La convention fiscale France-Japon (signée en 1995, révisée en 2007) évite la double imposition. En pratique : vous restez résident fiscal français et continuez à déclarer vos revenus en France normalement.
8. Budget et vie pratique au Japon
Le Japon a la réputation d’être cher, et c’est vrai dans certains domaines. Mais avec les 10 millions de yens de revenus annuels requis par le visa, votre budget ne devrait pas être un problème.
Coût de la vie à Tokyo
- Logement : 1 000 à 2 000 euros/mois pour un appartement d’une chambre dans les quartiers centraux (Shibuya, Shinjuku, Nakameguro)
- Alimentation : 300 à 600 euros/mois. Les convenience stores (7-Eleven, Lawson, FamilyMart) proposent des repas très corrects à 3-5 euros. Les restaurants sont plus chers qu’en Asie du Sud-Est mais la qualité est exceptionnelle
- Coworking : 150 à 300 euros/mois. WeWork et Regus sont présents, et des espaces spécifiques digital nomads se développent
- Transport : 100 à 200 euros/mois. Les transports en commun japonais sont les meilleurs au monde ! Ponctuels à la seconde, propres et couvrant tout le territoire
💸 Total : 2 000 à 3 500 euros/mois selon votre niveau de confort. C’est largement couvert par les revenus requis pour le visa.
Au-delà de Tokyo
Osaka, Kyoto, Fukuoka, Naha (Okinawa)… le Japon offre des dizaines de villes remarquables à explorer pendant votre séjour. Fukuoka notamment est souvent citée comme la ville idéale pour les digital nomads : plus petite et plus abordable que Tokyo, avec une infrastructure excellente et une communauté d’expatriés active.
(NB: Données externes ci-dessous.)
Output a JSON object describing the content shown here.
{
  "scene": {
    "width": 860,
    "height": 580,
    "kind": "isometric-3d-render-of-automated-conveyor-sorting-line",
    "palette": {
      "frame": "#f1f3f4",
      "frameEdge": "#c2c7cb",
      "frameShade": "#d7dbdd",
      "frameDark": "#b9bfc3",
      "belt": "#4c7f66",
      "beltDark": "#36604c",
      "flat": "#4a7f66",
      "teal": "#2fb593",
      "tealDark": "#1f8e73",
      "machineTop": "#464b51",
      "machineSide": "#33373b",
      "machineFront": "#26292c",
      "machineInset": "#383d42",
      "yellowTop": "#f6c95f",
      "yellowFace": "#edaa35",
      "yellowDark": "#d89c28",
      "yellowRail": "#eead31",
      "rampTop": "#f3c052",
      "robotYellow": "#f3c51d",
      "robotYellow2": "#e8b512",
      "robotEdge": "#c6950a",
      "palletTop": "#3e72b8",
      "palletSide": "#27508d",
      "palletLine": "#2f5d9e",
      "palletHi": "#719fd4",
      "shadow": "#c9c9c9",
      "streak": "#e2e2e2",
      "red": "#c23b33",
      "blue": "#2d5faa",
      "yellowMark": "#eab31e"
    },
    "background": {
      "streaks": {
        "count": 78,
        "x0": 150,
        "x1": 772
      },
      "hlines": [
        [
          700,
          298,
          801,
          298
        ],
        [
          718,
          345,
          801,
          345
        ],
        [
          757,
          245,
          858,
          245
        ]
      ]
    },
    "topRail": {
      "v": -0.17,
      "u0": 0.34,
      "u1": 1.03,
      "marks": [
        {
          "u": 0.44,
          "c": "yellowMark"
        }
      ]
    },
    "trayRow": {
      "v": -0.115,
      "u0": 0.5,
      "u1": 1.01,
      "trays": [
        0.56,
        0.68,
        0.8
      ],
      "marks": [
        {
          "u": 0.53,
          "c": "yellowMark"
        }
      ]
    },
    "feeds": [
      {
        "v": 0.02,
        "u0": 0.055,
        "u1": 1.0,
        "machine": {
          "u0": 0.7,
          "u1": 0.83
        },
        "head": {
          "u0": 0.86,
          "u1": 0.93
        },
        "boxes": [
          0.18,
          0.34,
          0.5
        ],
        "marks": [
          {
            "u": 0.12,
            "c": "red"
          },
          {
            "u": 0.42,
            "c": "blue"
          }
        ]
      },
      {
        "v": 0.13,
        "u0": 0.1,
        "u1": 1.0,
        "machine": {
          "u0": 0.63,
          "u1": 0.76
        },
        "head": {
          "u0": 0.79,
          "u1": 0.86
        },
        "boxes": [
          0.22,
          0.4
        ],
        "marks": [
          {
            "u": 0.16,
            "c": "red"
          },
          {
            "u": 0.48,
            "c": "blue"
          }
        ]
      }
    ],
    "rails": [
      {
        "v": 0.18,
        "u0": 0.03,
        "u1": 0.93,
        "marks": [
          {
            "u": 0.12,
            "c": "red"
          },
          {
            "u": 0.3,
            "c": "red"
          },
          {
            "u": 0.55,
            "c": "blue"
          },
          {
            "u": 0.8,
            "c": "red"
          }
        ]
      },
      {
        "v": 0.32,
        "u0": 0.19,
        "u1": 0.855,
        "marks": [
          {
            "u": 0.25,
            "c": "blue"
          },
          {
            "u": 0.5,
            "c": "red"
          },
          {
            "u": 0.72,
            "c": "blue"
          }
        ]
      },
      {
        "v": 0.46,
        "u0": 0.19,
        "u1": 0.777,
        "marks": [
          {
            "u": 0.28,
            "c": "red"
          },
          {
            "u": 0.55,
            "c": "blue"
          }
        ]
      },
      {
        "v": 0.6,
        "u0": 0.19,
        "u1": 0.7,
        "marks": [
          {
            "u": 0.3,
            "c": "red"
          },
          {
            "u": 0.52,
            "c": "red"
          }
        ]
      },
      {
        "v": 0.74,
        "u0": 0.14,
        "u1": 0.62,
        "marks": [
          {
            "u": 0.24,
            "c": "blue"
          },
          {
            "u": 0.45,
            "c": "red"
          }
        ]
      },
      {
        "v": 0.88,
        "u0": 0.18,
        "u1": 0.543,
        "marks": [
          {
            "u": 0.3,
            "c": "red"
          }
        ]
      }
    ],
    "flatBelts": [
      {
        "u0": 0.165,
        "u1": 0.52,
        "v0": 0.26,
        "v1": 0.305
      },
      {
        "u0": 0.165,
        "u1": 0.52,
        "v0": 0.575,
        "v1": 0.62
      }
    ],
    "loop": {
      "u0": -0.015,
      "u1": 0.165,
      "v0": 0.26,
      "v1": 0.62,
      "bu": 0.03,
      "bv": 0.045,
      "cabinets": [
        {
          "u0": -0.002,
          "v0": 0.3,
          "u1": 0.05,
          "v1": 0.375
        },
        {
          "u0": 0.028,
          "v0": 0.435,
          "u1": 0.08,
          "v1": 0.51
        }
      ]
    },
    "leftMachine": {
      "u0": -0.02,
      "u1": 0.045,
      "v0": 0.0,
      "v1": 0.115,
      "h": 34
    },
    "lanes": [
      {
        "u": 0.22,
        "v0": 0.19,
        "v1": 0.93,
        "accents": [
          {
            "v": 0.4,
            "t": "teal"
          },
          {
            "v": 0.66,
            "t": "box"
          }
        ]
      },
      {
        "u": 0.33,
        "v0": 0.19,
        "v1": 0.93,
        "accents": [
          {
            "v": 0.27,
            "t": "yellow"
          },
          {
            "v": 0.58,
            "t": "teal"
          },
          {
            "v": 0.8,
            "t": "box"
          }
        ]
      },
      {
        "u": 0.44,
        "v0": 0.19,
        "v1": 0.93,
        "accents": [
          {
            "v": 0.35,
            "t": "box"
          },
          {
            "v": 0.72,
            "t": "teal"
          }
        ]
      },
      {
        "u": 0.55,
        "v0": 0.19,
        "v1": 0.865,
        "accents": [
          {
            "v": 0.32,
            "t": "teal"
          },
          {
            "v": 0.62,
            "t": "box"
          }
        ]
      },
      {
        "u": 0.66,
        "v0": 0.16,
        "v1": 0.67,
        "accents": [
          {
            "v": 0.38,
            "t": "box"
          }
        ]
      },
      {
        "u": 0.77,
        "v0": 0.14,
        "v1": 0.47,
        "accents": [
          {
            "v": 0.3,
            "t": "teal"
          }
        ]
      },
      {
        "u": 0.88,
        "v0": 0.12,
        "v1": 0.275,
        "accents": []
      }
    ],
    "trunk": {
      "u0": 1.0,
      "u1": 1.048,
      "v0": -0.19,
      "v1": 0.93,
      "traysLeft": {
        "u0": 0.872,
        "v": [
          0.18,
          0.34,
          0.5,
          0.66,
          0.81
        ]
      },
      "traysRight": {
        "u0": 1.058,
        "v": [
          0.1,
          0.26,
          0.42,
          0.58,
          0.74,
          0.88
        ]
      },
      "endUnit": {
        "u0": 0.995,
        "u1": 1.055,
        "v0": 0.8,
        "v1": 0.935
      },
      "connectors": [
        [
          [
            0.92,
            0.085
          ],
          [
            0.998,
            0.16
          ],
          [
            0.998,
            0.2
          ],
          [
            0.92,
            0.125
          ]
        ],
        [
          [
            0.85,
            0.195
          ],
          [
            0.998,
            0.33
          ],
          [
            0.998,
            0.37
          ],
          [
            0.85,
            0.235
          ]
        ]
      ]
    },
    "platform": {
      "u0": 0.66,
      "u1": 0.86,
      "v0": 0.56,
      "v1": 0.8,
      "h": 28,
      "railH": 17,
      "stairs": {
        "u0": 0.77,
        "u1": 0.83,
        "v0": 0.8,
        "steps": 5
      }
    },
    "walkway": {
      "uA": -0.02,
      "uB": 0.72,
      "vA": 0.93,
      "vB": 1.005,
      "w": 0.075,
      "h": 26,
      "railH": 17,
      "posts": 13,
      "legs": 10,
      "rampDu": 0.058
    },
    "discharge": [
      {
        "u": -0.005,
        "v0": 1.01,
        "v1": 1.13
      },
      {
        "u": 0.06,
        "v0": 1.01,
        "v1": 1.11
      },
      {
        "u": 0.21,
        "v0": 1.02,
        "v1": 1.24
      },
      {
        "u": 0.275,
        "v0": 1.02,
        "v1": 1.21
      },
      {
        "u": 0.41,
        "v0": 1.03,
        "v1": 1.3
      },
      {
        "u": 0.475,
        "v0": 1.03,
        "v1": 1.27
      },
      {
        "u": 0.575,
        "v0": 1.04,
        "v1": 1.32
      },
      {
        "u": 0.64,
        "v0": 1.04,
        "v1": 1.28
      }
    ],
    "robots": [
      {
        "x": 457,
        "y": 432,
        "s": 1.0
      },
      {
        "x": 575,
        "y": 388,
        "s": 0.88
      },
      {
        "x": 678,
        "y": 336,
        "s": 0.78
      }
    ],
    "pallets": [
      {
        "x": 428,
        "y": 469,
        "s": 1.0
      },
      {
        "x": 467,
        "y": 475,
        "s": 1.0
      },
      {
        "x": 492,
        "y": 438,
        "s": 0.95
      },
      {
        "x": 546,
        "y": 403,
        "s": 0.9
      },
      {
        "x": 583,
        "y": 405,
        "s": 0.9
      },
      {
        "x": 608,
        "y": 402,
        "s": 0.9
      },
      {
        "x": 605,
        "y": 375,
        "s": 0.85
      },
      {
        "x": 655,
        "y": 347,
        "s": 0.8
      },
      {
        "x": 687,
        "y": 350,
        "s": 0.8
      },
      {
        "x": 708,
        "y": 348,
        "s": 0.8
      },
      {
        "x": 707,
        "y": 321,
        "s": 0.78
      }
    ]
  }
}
9. Ce visa vaut-il la peine pour vous ?
Oui, si vous correspondez à ce profil
- Vous êtes un nomad confirmé avec des revenus stables dépassant 5 000 euros/mois
- Le Japon est une destination que vous rêvez de connaître en profondeur, pas juste de visiter
- Vous avez une activité 100 % distance pour des clients non-japonais
- Vous êtes prêt à partir 6 mois au minimum
Probablement pas, si vous êtes dans cette situation
- Vos revenus sont inférieurs à 5 000 euros/mois. Le seuil est strict et non négociable.
- Vous cherchez une destination à faible coût de la vie. Le Japon n’est pas la destination budget.
- Vous souhaitez vous installer plus de 6 mois. Le visa ne le permet pas pour l’instant.